すると、「・・おそらく、最後まで世俗のままで過ごされたと、私は思います。日常は百姓をされ、空き時間に、自分の家を道場として、お念仏の教えを村人に説かれた熱心な門徒さんだったのだと思うのです。・・道宗という法名で呼ばれるのは、親しみと尊敬を込めてだと思うのですよ。」と坊守さんは言われた。
(棟方志功作『赤尾の道宗報恩の像』の版画)
又、道宗さんが書き残された『心得二十一箇條』という物を読むと、僕はどうしても、道宗さんは武士に思えるのだが、そこんとこも聞いてみると、坊守さんは「私も道宗さんは、心はお武家だと思いますよ。」と言われた。
こんな話を延々とした。詳しくは、又紙芝居で描くとして、もう一つ、面白い話は、やはり『わだばゴッホになる』で有名な[棟方志功]さんが、道宗さんの大ファンであった事だ。 棟方さんの作品が、こちらのお寺にはたくさん在るのだ。

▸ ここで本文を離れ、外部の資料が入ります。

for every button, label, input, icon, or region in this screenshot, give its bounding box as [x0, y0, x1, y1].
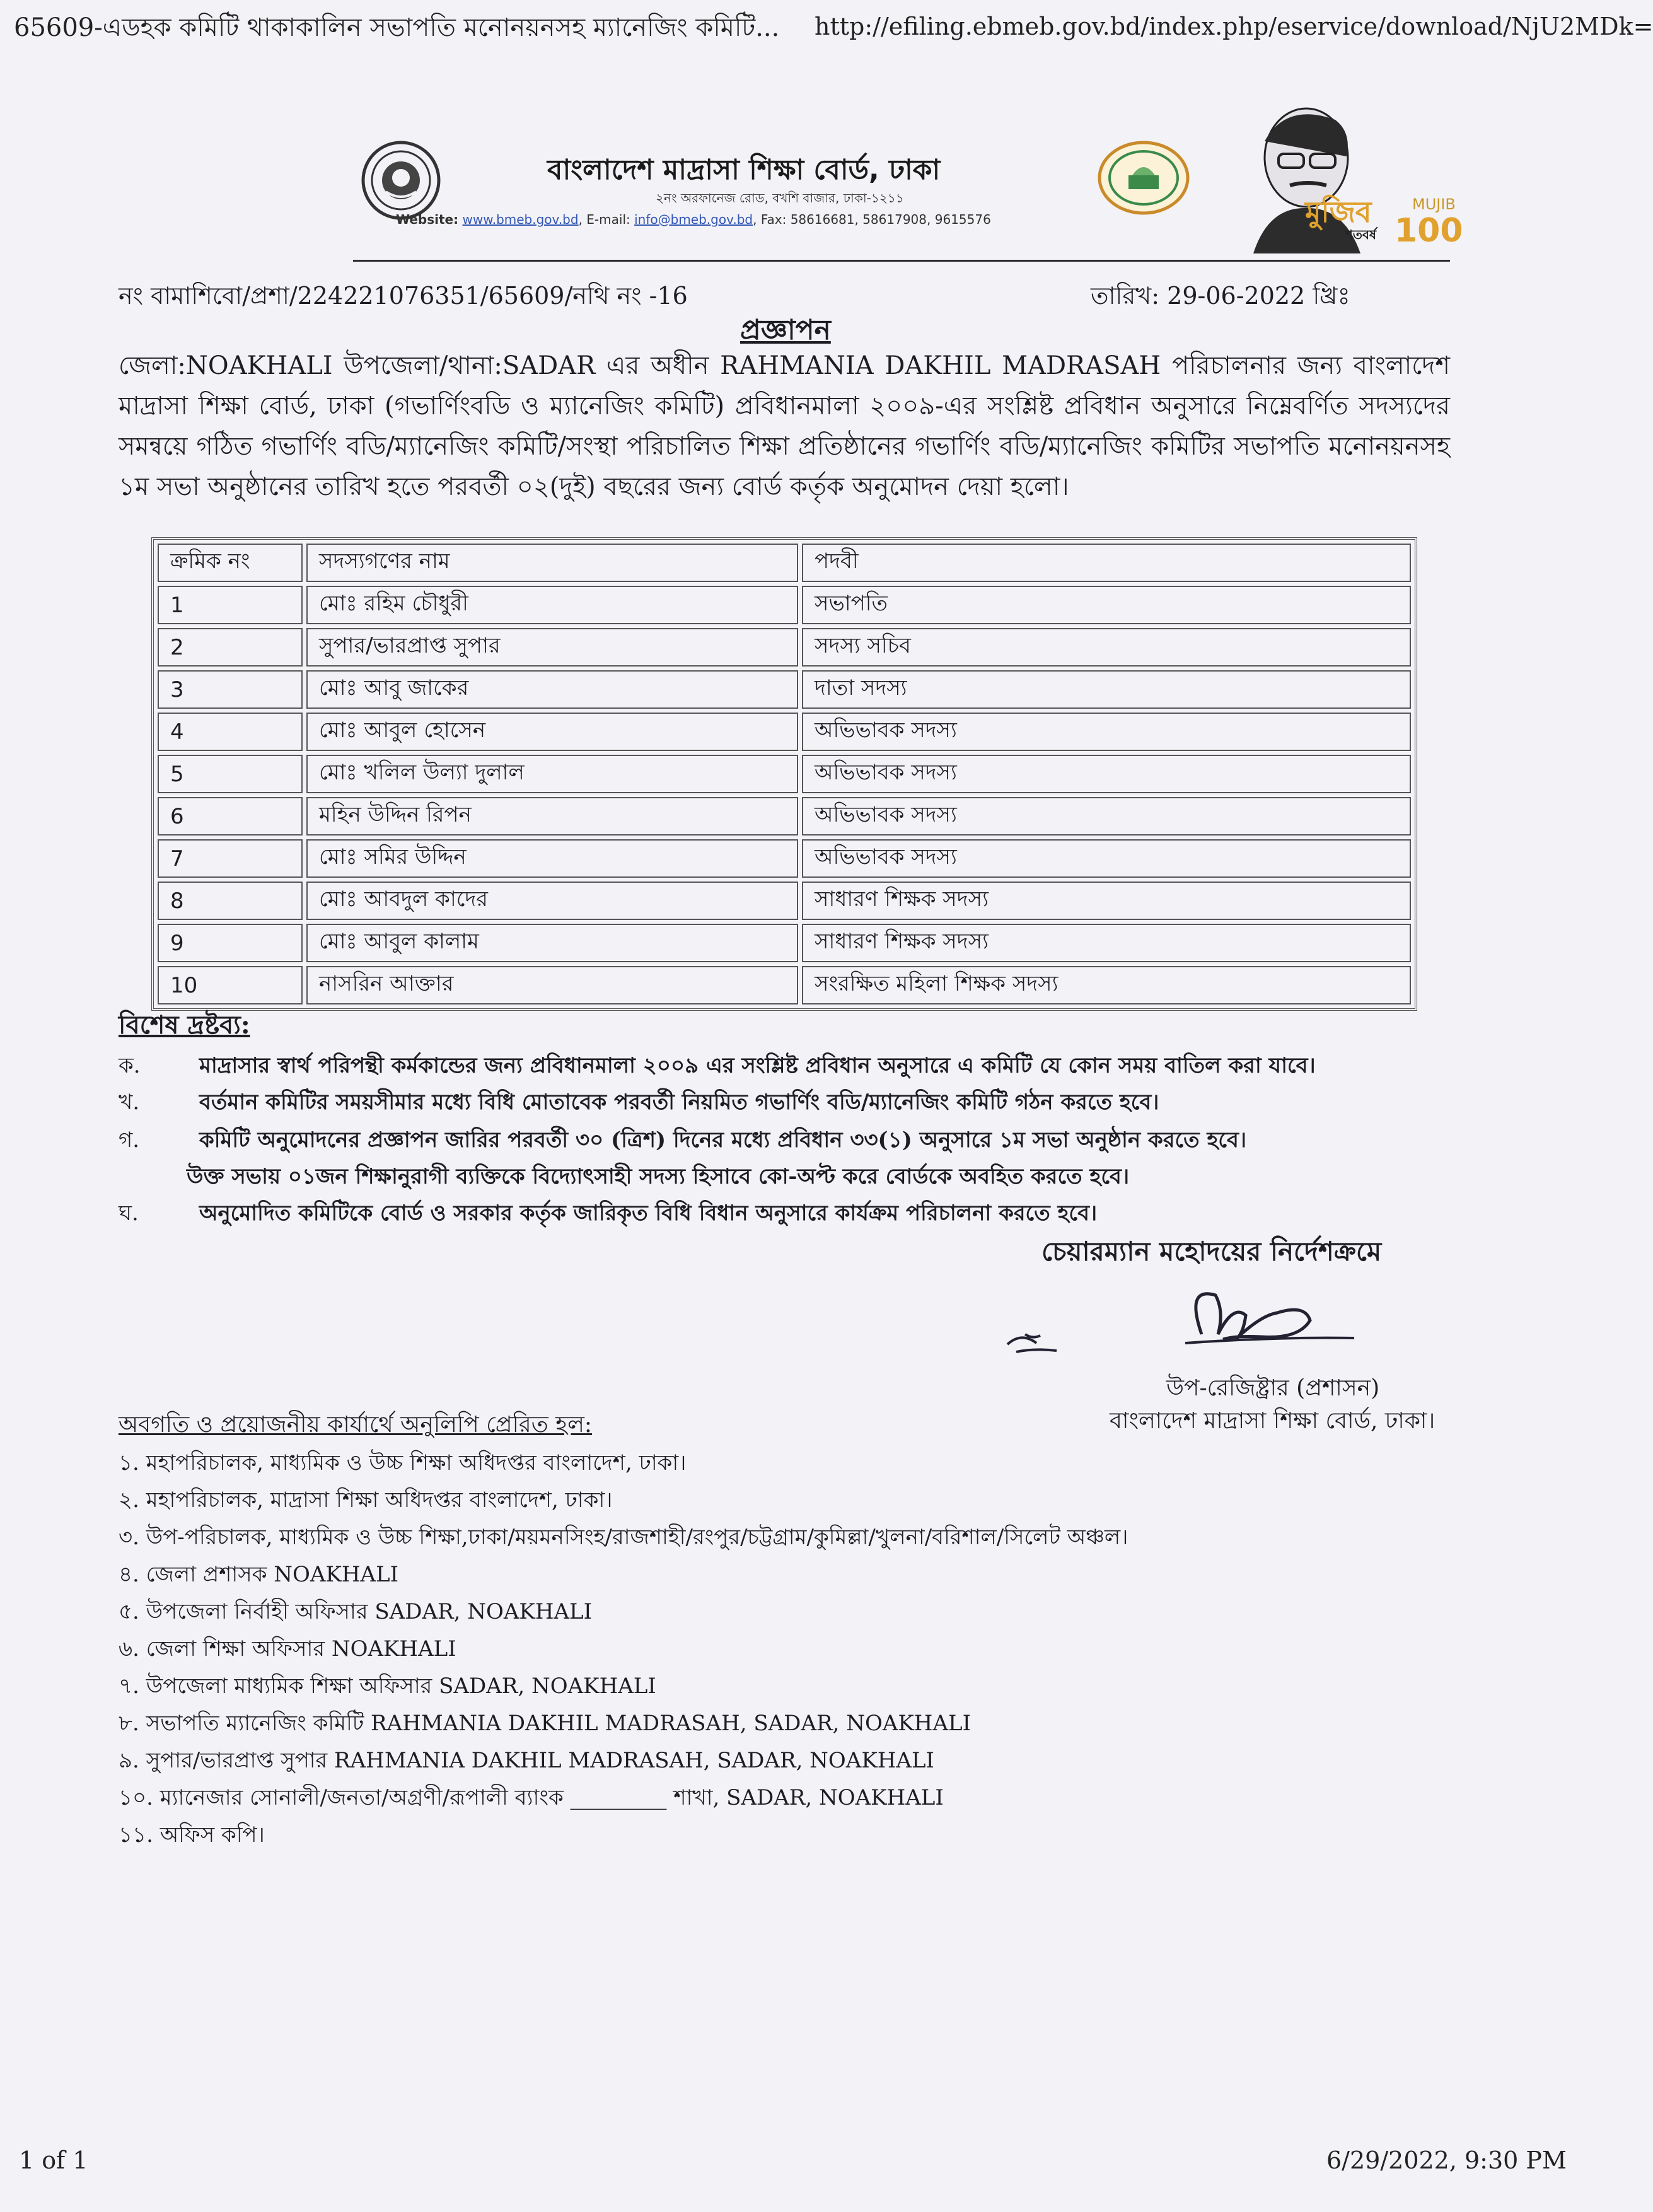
- note-text-continued: উক্ত সভায় ০১জন শিক্ষানুরাগী ব্যক্তিকে বিদ্যোৎসাহী সদস্য হিসাবে কো-অপ্ট করে বোর্ডকে অবহিত করতে হবে।: [187, 1164, 1130, 1189]
- signature-image: [996, 1274, 1374, 1383]
- email-link[interactable]: info@bmeb.gov.bd: [634, 212, 753, 227]
- print-page-title: 65609-এডহক কমিটি থাকাকালিন সভাপতি মনোনয়নসহ ম্যানেজিং কমিটি...: [14, 13, 780, 42]
- list-item: ১. মহাপরিচালক, মাধ্যমিক ও উচ্চ শিক্ষা অধিদপ্তর বাংলাদেশ, ঢাকা।: [119, 1450, 687, 1476]
- table-cell-serial: 3: [158, 670, 303, 709]
- table-cell-designation: দাতা সদস্য: [802, 670, 1411, 709]
- list-item: ৪. জেলা প্রশাসক NOAKHALI: [119, 1562, 399, 1587]
- board-contacts: [396, 212, 991, 227]
- mujib-badge-small: শতবর্ষ: [1345, 227, 1376, 242]
- table-cell-designation: অভিভাবক সদস্য: [802, 755, 1411, 793]
- copy-list-heading: অবগতি ও প্রয়োজনীয় কার্যার্থে অনুলিপি প্রেরিত হল:: [119, 1412, 593, 1438]
- email-label: , E-mail:: [578, 212, 630, 227]
- note-text: মাদ্রাসার স্বার্থ পরিপন্থী কর্মকান্ডের জন্য প্রবিধানমালা ২০০৯ এর সংশ্লিষ্ট প্রবিধান অনুসারে এ কমিটি যে কোন সময় বাতিল করা যাবে।: [199, 1053, 1316, 1078]
- table-cell-serial: 2: [158, 628, 303, 667]
- by-order-of-chairman: চেয়ারম্যান মহোদয়ের নির্দেশক্রমে: [1041, 1236, 1382, 1267]
- table-cell-designation: সদস্য সচিব: [802, 628, 1411, 667]
- letterhead-divider: [353, 260, 1450, 262]
- fax-numbers: , Fax: 58616681, 58617908, 9615576: [753, 212, 991, 227]
- note-letter: গ.: [119, 1127, 140, 1153]
- table-row: [158, 924, 1411, 962]
- table-cell-designation: সাধারণ শিক্ষক সদস্য: [802, 882, 1411, 920]
- table-row: [158, 628, 1411, 667]
- print-url: http://efiling.ebmeb.gov.bd/index.php/eservice/download/NjU2MDk=: [815, 13, 1653, 40]
- table-cell-name: মোঃ আবুল হোসেন: [306, 713, 798, 751]
- website-label: Website:: [396, 212, 459, 227]
- table-row: [158, 797, 1411, 835]
- table-cell-designation: সাধারণ শিক্ষক সদস্য: [802, 924, 1411, 962]
- list-item: ৯. সুপার/ভারপ্রাপ্ত সুপার RAHMANIA DAKHIL MADRASAH, SADAR, NOAKHALI: [119, 1748, 934, 1773]
- memo-reference: নং বামাশিবো/প্রশা/224221076351/65609/নথি নং -16: [119, 282, 688, 310]
- table-row: [158, 670, 1411, 709]
- government-seal-logo: [361, 140, 441, 223]
- table-header-cell: ক্রমিক নং: [158, 544, 303, 582]
- list-item: ৮. সভাপতি ম্যানেজিং কমিটি RAHMANIA DAKHIL MADRASAH, SADAR, NOAKHALI: [119, 1711, 972, 1736]
- table-cell-serial: 9: [158, 924, 303, 962]
- list-item: ৭. উপজেলা মাধ্যমিক শিক্ষা অফিসার SADAR, NOAKHALI: [119, 1674, 656, 1699]
- mujib-badge-number: 100: [1395, 212, 1463, 250]
- committee-members-table: [151, 537, 1417, 1011]
- list-item: ৩. উপ-পরিচালক, মাধ্যমিক ও উচ্চ শিক্ষা,ঢাকা/ময়মনসিংহ/রাজশাহী/রংপুর/চট্টগ্রাম/কুমিল্লা/খুলনা/বরিশাল/সিলেট অঞ্চল।: [119, 1525, 1128, 1550]
- board-address: ২নং অরফানেজ রোড, বখশি বাজার, ঢাকা-১২১১: [656, 190, 904, 206]
- list-item: ৫. উপজেলা নির্বাহী অফিসার SADAR, NOAKHALI: [119, 1599, 593, 1624]
- list-item: ১১. অফিস কপি।: [119, 1822, 265, 1848]
- note-text: কমিটি অনুমোদনের প্রজ্ঞাপন জারির পরবর্তী ৩০ (ত্রিশ) দিনের মধ্যে প্রবিধান ৩৩(১) অনুসারে ১ম সভা অনুষ্ঠান করতে হবে।: [199, 1127, 1247, 1153]
- table-row: [158, 755, 1411, 793]
- table-cell-name: মোঃ সমির উদ্দিন: [306, 839, 798, 878]
- table-header-cell: পদবী: [802, 544, 1411, 582]
- table-cell-serial: 4: [158, 713, 303, 751]
- mujib-badge-word: মুজিব: [1305, 195, 1372, 229]
- table-cell-designation: সভাপতি: [802, 586, 1411, 624]
- print-page-count: 1 of 1: [19, 2146, 88, 2174]
- table-header-cell: সদস্যগণের নাম: [306, 544, 798, 582]
- notes-heading: বিশেষ দ্রষ্টব্য:: [119, 1010, 250, 1040]
- table-row: [158, 713, 1411, 751]
- board-name: বাংলাদেশ মাদ্রাসা শিক্ষা বোর্ড, ঢাকা: [547, 154, 941, 186]
- table-cell-name: মোঃ আবদুল কাদের: [306, 882, 798, 920]
- note-text: বর্তমান কমিটির সময়সীমার মধ্যে বিধি মোতাবেক পরবর্তী নিয়মিত গভার্ণিং বডি/ম্যানেজিং কমিটি গঠন করতে হবে।: [199, 1090, 1159, 1115]
- board-emblem-logo: [1097, 140, 1190, 218]
- signer-designation: উপ-রেজিষ্ট্রার (প্রশাসন): [1166, 1375, 1380, 1401]
- table-cell-name: মোঃ আবুল কালাম: [306, 924, 798, 962]
- table-cell-name: সুপার/ভারপ্রাপ্ত সুপার: [306, 628, 798, 667]
- table-cell-name: মোঃ আবু জাকের: [306, 670, 798, 709]
- signer-organization: বাংলাদেশ মাদ্রাসা শিক্ষা বোর্ড, ঢাকা।: [1110, 1408, 1436, 1434]
- table-cell-name: মোঃ খলিল উল্যা দুলাল: [306, 755, 798, 793]
- table-row: [158, 882, 1411, 920]
- notice-title: প্রজ্ঞাপন: [740, 314, 831, 346]
- list-item: ২. মহাপরিচালক, মাদ্রাসা শিক্ষা অধিদপ্তর বাংলাদেশ, ঢাকা।: [119, 1487, 613, 1513]
- list-item: ১০. ম্যানেজার সোনালী/জনতা/অগ্রণী/রূপালী ব্যাংক _________ শাখা, SADAR, NOAKHALI: [119, 1785, 944, 1810]
- note-letter: ঘ.: [119, 1201, 139, 1226]
- mujib-badge-latin: MUJIB: [1412, 195, 1456, 213]
- table-cell-serial: 5: [158, 755, 303, 793]
- table-row: [158, 839, 1411, 878]
- table-cell-serial: 1: [158, 586, 303, 624]
- website-link[interactable]: www.bmeb.gov.bd: [462, 212, 579, 227]
- table-cell-designation: অভিভাবক সদস্য: [802, 797, 1411, 835]
- table-cell-designation: অভিভাবক সদস্য: [802, 713, 1411, 751]
- table-cell-serial: 6: [158, 797, 303, 835]
- list-item: ৬. জেলা শিক্ষা অফিসার NOAKHALI: [119, 1636, 456, 1662]
- table-cell-name: মহিন উদ্দিন রিপন: [306, 797, 798, 835]
- print-timestamp: 6/29/2022, 9:30 PM: [1326, 2146, 1567, 2174]
- note-text: অনুমোদিত কমিটিকে বোর্ড ও সরকার কর্তৃক জারিকৃত বিধি বিধান অনুসারে কার্যক্রম পরিচালনা করতে হবে।: [199, 1201, 1098, 1226]
- table-cell-designation: অভিভাবক সদস্য: [802, 839, 1411, 878]
- memo-date: তারিখ: 29-06-2022 খ্রিঃ: [1091, 282, 1350, 310]
- note-letter: খ.: [119, 1090, 140, 1115]
- table-cell-name: নাসরিন আক্তার: [306, 966, 798, 1004]
- table-header-row: [158, 544, 1411, 582]
- table-cell-serial: 8: [158, 882, 303, 920]
- table-row: [158, 586, 1411, 624]
- table-row: [158, 966, 1411, 1004]
- table-cell-serial: 7: [158, 839, 303, 878]
- table-cell-serial: 10: [158, 966, 303, 1004]
- table-cell-designation: সংরক্ষিত মহিলা শিক্ষক সদস্য: [802, 966, 1411, 1004]
- notice-body: জেলা:NOAKHALI উপজেলা/থানা:SADAR এর অধীন RAHMANIA DAKHIL MADRASAH পরিচালনার জন্য বাংলাদেশ মাদ্রাসা শিক্ষা বোর্ড, ঢাকা (গভার্ণিংবডি ও ম্যানেজিং কমিটি) প্রবিধানমালা ২০০৯-এর সংশ্লিষ্ট প্রবিধান অনুসারে নিম্নেবর্ণিত সদস্যদের সমন্বয়ে গঠিত গভার্ণিং বডি/ম্যানেজিং কমিটি/সংস্থা পরিচালিত শিক্ষা প্রতিষ্ঠানের গভার্ণিং বডি/ম্যানেজিং কমিটির সভাপতি মনোনয়নসহ ১ম সভা অনুষ্ঠানের তারিখ হতে পরবর্তী ০২(দুই) বছরের জন্য বোর্ড কর্তৃক অনুমোদন দেয়া হলো।: [119, 351, 1450, 501]
- note-letter: ক.: [119, 1053, 141, 1078]
- table-cell-name: মোঃ রহিম চৌধুরী: [306, 586, 798, 624]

その割り木の上で寝る道宗さんの版木の本物が、こちらにあると聞き、じっくりと見せて頂いた。
「棟方志功さんと赤尾の道宗さん。・・変わった所が、何か似ている?」とつぶやいたら、坊守さんに「あなたも似て張りますよ」と笑われた。
(右:道宗の墓)
「ダムの建設で、道宗さんのお墓もお寺の境内に引越しました。大きなお墓でしょう。」と言われた。
僕は「道宗さんに、何か似合ってないような感じですね」と言ったら、「この村は、道宗さんで盛ってますから。お墓の大きさは、村人たちの自慢なのでしょうね」と言われた。
(菅沼合掌造り集落)
宿泊は、お寺の前の旅館『赤尾館』で一泊し、次の日は、『世界遺産 合掌造り集落』を見学した。
又、ここでも、道宗さんが蓮如上人にお会いする為に、雪の中を超えて行った道を見学した。
(蓮如上人も道宗さんも乗った[籠の渡し])
そして、その時、道宗さんが川を越える時に何度も乗り、蓮如上人に会いに行かれたという《籠の渡し》を見学した。
これは、蓮如上人も乗られたという伝説がある。
昔の人は、凄かったんやなぁ・・と改めて思った今回の旅行でした。